One concept that has captured everyone’s heart in this amazing world of technology is undoubtedly artificial intelligence. Over the years, artificial intelligence, often referred to as AI, has found various applications in every conceivable field – healthcare, e-commerce, robotics, even banking. But one area that has been relatively less explored, but is just as fascinating as all the others, is astronomy.
When it comes to astronomy, data science is one of the toughest challenges. That’s why astronomers have turned to machine learning and artificial intelligence (AI) to create new tools. See how AI is changing astronomy and meeting the needs of astronomers.
Recently, a team of astronomers used AI to study galaxy mergers and confirmed that the driving force behind star formation is no other than galaxy mergers. Because the database turned out to be so large, the team created a deep learning algorithm that could learn to identify merging galaxies on its own. One astronomer said the advantage of artificial intelligence is that it increases the reproducibility of the study. The reason for this is that the algorithm is consistent in its definition of a merger.

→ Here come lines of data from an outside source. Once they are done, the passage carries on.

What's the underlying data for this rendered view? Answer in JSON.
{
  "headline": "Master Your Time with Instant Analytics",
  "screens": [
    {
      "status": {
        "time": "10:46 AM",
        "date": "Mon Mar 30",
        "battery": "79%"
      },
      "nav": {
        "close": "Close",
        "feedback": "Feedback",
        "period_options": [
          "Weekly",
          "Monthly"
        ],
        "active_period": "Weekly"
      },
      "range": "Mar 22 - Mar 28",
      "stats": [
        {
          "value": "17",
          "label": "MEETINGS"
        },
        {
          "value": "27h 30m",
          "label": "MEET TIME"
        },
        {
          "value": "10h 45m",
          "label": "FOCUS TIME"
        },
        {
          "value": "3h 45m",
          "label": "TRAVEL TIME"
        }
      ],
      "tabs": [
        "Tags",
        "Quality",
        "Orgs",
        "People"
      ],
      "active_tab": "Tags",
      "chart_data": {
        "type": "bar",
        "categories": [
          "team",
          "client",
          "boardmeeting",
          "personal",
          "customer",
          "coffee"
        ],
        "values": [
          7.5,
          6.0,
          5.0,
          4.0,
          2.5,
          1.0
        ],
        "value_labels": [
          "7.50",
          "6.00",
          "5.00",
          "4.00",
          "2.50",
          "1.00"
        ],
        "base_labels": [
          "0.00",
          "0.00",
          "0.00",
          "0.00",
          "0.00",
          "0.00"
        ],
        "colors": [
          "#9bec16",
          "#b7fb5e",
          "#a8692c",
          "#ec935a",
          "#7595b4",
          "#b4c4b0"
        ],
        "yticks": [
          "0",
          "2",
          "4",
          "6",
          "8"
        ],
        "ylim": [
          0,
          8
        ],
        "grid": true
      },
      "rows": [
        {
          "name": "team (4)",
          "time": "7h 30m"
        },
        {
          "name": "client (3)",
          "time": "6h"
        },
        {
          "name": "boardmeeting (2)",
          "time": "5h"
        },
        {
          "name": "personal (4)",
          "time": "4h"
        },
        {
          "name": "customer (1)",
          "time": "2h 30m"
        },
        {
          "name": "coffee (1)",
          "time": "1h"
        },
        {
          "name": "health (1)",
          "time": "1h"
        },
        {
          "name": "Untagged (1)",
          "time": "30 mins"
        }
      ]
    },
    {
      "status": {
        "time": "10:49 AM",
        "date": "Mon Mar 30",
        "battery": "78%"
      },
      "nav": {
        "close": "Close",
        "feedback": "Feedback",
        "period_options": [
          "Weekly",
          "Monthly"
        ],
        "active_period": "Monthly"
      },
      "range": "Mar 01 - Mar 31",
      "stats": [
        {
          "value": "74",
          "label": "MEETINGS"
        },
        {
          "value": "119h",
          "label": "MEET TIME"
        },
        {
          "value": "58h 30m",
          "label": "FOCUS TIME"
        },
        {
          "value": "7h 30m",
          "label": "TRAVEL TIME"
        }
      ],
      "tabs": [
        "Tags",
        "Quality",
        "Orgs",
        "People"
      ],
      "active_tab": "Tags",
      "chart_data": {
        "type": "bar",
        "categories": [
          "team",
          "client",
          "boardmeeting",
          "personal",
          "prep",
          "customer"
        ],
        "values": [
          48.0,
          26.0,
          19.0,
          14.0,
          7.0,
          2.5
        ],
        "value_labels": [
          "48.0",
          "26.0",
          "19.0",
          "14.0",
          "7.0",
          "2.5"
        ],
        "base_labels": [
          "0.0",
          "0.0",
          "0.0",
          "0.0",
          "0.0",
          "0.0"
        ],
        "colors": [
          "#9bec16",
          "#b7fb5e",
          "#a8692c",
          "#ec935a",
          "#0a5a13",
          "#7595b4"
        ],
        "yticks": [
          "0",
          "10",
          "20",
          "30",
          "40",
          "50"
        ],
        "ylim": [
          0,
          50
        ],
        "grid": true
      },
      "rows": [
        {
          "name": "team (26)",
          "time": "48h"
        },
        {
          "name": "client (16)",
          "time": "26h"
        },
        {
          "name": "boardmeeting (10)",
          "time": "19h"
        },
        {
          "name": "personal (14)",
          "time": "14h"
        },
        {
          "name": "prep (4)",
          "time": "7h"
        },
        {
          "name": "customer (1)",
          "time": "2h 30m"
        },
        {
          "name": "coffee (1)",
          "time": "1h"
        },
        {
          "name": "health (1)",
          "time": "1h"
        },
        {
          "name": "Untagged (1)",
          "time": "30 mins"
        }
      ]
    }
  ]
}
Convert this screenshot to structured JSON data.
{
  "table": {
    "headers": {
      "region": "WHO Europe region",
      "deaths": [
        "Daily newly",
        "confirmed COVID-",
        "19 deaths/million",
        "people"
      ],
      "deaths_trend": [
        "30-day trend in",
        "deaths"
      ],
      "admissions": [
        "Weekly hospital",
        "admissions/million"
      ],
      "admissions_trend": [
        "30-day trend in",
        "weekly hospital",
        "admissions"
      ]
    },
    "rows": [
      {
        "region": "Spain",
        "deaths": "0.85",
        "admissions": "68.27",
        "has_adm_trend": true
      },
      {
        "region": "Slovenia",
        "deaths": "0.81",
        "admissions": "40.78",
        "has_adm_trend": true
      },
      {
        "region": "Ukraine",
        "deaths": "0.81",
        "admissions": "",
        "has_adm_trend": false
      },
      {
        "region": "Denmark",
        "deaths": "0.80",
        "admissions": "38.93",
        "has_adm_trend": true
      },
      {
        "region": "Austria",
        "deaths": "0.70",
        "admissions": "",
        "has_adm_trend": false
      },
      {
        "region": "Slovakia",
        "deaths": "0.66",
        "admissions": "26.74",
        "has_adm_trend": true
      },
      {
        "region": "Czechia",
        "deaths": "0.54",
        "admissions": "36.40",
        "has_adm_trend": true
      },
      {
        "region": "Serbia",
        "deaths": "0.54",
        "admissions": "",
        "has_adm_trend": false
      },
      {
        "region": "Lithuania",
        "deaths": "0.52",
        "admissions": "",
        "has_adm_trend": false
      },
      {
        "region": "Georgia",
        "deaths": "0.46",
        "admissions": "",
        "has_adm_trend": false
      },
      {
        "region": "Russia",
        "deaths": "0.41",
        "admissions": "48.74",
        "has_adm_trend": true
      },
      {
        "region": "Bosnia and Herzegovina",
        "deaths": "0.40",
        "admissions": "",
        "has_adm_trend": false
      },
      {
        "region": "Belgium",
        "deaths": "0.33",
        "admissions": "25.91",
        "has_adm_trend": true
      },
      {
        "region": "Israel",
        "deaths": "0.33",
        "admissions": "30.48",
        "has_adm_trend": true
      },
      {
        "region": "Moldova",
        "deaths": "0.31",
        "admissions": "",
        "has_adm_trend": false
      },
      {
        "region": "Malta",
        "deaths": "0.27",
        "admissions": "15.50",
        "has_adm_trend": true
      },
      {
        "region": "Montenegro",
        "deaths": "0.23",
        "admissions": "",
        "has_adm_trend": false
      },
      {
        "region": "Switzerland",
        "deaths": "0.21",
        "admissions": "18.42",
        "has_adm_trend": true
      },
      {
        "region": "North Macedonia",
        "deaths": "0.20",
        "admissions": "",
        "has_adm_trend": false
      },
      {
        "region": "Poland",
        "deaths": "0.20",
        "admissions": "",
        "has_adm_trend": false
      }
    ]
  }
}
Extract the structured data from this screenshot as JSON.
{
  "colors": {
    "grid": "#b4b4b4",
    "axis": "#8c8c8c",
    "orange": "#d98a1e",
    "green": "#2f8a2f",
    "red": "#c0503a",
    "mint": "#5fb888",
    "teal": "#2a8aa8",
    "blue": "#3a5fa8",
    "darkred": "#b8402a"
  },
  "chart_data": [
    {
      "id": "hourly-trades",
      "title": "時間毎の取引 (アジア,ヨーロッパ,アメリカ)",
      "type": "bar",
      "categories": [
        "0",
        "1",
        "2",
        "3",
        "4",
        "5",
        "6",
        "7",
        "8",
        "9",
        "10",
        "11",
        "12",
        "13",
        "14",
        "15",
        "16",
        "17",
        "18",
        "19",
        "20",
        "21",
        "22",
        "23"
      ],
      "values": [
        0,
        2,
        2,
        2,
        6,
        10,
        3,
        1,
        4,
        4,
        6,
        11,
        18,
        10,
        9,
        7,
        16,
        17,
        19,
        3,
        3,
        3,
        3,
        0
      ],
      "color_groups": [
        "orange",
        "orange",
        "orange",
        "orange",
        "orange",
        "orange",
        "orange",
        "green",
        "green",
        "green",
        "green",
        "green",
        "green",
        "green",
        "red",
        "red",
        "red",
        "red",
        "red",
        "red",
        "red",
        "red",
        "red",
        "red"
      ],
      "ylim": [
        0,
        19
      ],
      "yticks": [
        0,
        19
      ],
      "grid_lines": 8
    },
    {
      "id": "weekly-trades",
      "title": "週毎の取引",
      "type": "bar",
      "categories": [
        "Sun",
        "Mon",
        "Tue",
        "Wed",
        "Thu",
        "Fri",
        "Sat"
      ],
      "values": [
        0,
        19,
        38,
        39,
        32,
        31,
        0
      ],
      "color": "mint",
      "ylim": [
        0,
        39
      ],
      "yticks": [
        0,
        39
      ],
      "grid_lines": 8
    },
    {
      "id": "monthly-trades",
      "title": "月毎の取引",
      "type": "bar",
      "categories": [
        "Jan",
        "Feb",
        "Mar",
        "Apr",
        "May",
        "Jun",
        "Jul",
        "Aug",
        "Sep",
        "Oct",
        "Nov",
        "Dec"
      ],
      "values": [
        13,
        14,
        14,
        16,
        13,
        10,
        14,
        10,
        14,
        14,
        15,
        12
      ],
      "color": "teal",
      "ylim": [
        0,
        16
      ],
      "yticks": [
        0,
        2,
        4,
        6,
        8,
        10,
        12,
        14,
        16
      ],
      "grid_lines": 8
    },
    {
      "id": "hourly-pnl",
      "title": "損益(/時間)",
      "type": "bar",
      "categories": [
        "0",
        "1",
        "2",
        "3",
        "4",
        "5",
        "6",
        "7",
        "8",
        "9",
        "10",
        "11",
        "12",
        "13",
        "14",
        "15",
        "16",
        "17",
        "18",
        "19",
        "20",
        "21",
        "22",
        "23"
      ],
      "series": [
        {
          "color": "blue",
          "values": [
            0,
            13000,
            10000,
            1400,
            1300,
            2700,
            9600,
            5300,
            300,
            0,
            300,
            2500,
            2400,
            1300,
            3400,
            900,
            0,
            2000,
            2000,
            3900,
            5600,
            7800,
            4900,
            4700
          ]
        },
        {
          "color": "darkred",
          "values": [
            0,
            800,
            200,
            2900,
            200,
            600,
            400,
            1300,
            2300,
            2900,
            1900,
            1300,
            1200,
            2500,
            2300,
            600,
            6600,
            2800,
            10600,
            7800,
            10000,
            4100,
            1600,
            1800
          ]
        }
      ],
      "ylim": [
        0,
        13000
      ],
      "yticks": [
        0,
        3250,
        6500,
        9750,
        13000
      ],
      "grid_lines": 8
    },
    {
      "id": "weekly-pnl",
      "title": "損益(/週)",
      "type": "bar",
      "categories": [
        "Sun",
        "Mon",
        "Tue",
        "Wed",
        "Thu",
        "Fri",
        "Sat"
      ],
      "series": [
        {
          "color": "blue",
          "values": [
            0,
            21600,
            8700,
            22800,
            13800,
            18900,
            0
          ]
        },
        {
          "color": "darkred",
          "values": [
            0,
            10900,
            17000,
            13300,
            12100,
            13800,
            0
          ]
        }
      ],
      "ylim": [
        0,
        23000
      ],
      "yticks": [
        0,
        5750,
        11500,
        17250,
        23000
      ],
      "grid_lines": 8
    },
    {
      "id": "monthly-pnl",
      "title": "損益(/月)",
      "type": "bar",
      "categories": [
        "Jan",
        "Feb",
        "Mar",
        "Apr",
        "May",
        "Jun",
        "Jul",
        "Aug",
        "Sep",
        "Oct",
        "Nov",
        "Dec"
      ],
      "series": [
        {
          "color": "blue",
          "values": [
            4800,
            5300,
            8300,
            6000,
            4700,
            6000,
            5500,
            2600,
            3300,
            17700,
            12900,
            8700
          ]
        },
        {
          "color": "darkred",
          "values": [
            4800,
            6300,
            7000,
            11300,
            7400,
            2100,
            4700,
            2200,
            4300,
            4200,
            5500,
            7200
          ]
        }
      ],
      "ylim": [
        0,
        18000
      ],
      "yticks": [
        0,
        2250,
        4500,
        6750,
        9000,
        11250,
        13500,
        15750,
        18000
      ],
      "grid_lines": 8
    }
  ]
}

When an exoplanet passes in front of its parent star, some of the light we humans can see is blocked. At this point, astronomers track the exoplanet’s orbit and create a faded picture of the light. They then determine various properties of the planet, such as its mass, size and distance from the star, to name just a few. In other words, artificial intelligence will be the thing that saves our lives. Thanks to AI techniques using time series analysis, it is possible to analyse the data consistently and thus detect the signals of exoplanets with an accuracy of up to 96%.
Changing Skies – Changing Skies has captured all the attention as it has become one of the most spectacular projects ever undertaken. The goal is to study the entire night sky every night, collecting over 80 megabytes of images at a time, to see how the stars and galaxies in the universe change over time.
Gravitational waves – the search for signals from the most catastrophic events in the universe – are vital to astronomers. Here’s how it works. When exoplanets fall inwards, over time they send waves out into outer space. They can be further detected by measuring faint signals on Earth. The collaboration between the gravitational wave detectors – Ligo and Virgo – has been very effective in this regard. Both companies have been successful in using machine learning to detect signals. Astronomers are now given warnings that can help them point their telescopes in the right direction.